BALIBO, Timor-Leste (The Australian/AAP/Pacific Media Watch): The people of Balibo in Timor-Leste marked Friday's 40th anniversary of the killing of Australian-based journalists by invading Indonesian soldiers with a quiet gathering outside the house where television reporter Greg Shackleton painted the Australian flag.
It is now a memorial to him and fellow journalist Malcolm Rennie, cameramen Gary Cunningham (from New Zealand) and Brian Peters, and sound recordist Tony Stewart.
A sixth journalist, Roger East, was killed in Dili on December 8, 1975.
Their killers have never been brought to justice.
On Friday night, the children came forward and lit an arc of candles in the sand around the house, before going to an outdoor screening of the film Balibo on the basketball court.

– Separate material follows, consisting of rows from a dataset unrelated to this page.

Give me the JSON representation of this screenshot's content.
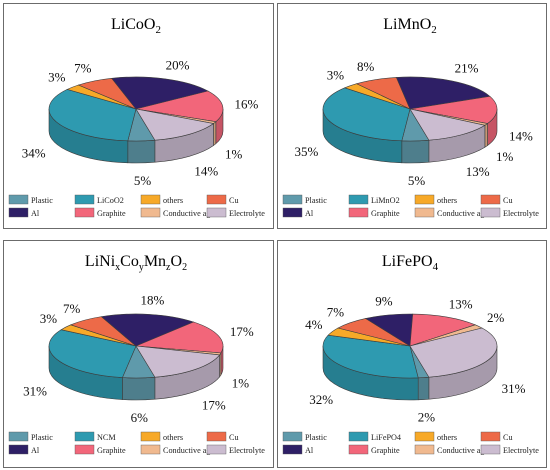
{
  "colors": {
    "Plastic": "#5f9aab",
    "Cathode": "#2e9ab0",
    "others": "#f7a928",
    "Cu": "#ed6a48",
    "Al": "#2e1f66",
    "Graphite": "#f2667a",
    "Conductive agent": "#f0b98f",
    "Electrolyte": "#cbbcd0"
  },
  "chart_data": [
    {
      "type": "pie",
      "title_html": "LiCoO<tspan font-size='11' dy='4'>2</tspan>",
      "legend": [
        "Plastic",
        "LiCoO2",
        "others",
        "Cu",
        "Al",
        "Graphite",
        "Conductive agent",
        "Electrolyte"
      ],
      "slices": [
        {
          "name": "Plastic",
          "value": 5,
          "label": "5%"
        },
        {
          "name": "LiCoO2",
          "value": 34,
          "label": "34%"
        },
        {
          "name": "others",
          "value": 3,
          "label": "3%"
        },
        {
          "name": "Cu",
          "value": 7,
          "label": "7%"
        },
        {
          "name": "Al",
          "value": 20,
          "label": "20%"
        },
        {
          "name": "Graphite",
          "value": 16,
          "label": "16%"
        },
        {
          "name": "Conductive agent",
          "value": 1,
          "label": "1%"
        },
        {
          "name": "Electrolyte",
          "value": 14,
          "label": "14%"
        }
      ]
    },
    {
      "type": "pie",
      "title_html": "LiMnO<tspan font-size='11' dy='4'>2</tspan>",
      "legend": [
        "Plastic",
        "LiMnO2",
        "others",
        "Cu",
        "Al",
        "Graphite",
        "Conductive agent",
        "Electrolyte"
      ],
      "slices": [
        {
          "name": "Plastic",
          "value": 5,
          "label": "5%"
        },
        {
          "name": "LiMnO2",
          "value": 35,
          "label": "35%"
        },
        {
          "name": "others",
          "value": 3,
          "label": "3%"
        },
        {
          "name": "Cu",
          "value": 8,
          "label": "8%"
        },
        {
          "name": "Al",
          "value": 21,
          "label": "21%"
        },
        {
          "name": "Graphite",
          "value": 14,
          "label": "14%"
        },
        {
          "name": "Conductive agent",
          "value": 1,
          "label": "1%"
        },
        {
          "name": "Electrolyte",
          "value": 13,
          "label": "13%"
        }
      ]
    },
    {
      "type": "pie",
      "title_html": "LiNi<tspan font-size='10' dy='4'>x</tspan><tspan dy='-4'>Co</tspan><tspan font-size='10' dy='4'>y</tspan><tspan dy='-4'>Mn</tspan><tspan font-size='10' dy='4'>z</tspan><tspan dy='-4'>O</tspan><tspan font-size='10' dy='4'>2</tspan>",
      "legend": [
        "Plastic",
        "NCM",
        "others",
        "Cu",
        "Al",
        "Graphite",
        "Conductive agent",
        "Electrolyte"
      ],
      "slices": [
        {
          "name": "Plastic",
          "value": 6,
          "label": "6%"
        },
        {
          "name": "NCM",
          "value": 31,
          "label": "31%"
        },
        {
          "name": "others",
          "value": 3,
          "label": "3%"
        },
        {
          "name": "Cu",
          "value": 7,
          "label": "7%"
        },
        {
          "name": "Al",
          "value": 18,
          "label": "18%"
        },
        {
          "name": "Graphite",
          "value": 17,
          "label": "17%"
        },
        {
          "name": "Conductive agent",
          "value": 1,
          "label": "1%"
        },
        {
          "name": "Electrolyte",
          "value": 17,
          "label": "17%"
        }
      ]
    },
    {
      "type": "pie",
      "title_html": "LiFePO<tspan font-size='11' dy='4'>4</tspan>",
      "legend": [
        "Plastic",
        "LiFePO4",
        "others",
        "Cu",
        "Al",
        "Graphite",
        "Conductive agent",
        "Electrolyte"
      ],
      "slices": [
        {
          "name": "Plastic",
          "value": 2,
          "label": "2%"
        },
        {
          "name": "LiFePO4",
          "value": 32,
          "label": "32%"
        },
        {
          "name": "others",
          "value": 4,
          "label": "4%"
        },
        {
          "name": "Cu",
          "value": 7,
          "label": "7%"
        },
        {
          "name": "Al",
          "value": 9,
          "label": "9%"
        },
        {
          "name": "Graphite",
          "value": 13,
          "label": "13%"
        },
        {
          "name": "Conductive agent",
          "value": 2,
          "label": "2%"
        },
        {
          "name": "Electrolyte",
          "value": 31,
          "label": "31%"
        }
      ]
    }
  ]
}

Also in the town on Friday was a group of men who had walked there from the capital of Dili; stopping at villages throughout the five-day journey to retell the story to locals.
One of the participants in the "walk against impunity", Sisto dos Santos, said it was not only the journalists' story, but the town's story, and important that it was passed to the children.
'Entrusting younger generation'
"Let them know the reality of what happened in the past," he said. "We entrust the younger generation.
"We believe in them to continue the struggle for truth and justice.
"This is the testimony of Indonesian involvement in crimes against humanity in Timor-Leste."
The families of the Balibo Five say they never got a satisfactory explanation for the Australian Federal Police closing their investigation for war crimes last year.
At a dawn ceremony in Canberra on Friday, they argued that 40 years of Australian government silence had given the killers impunity.
An Indonesian foreign affairs spokesman this week maintained the five men died in accidental circumstances, and said the matter was closed.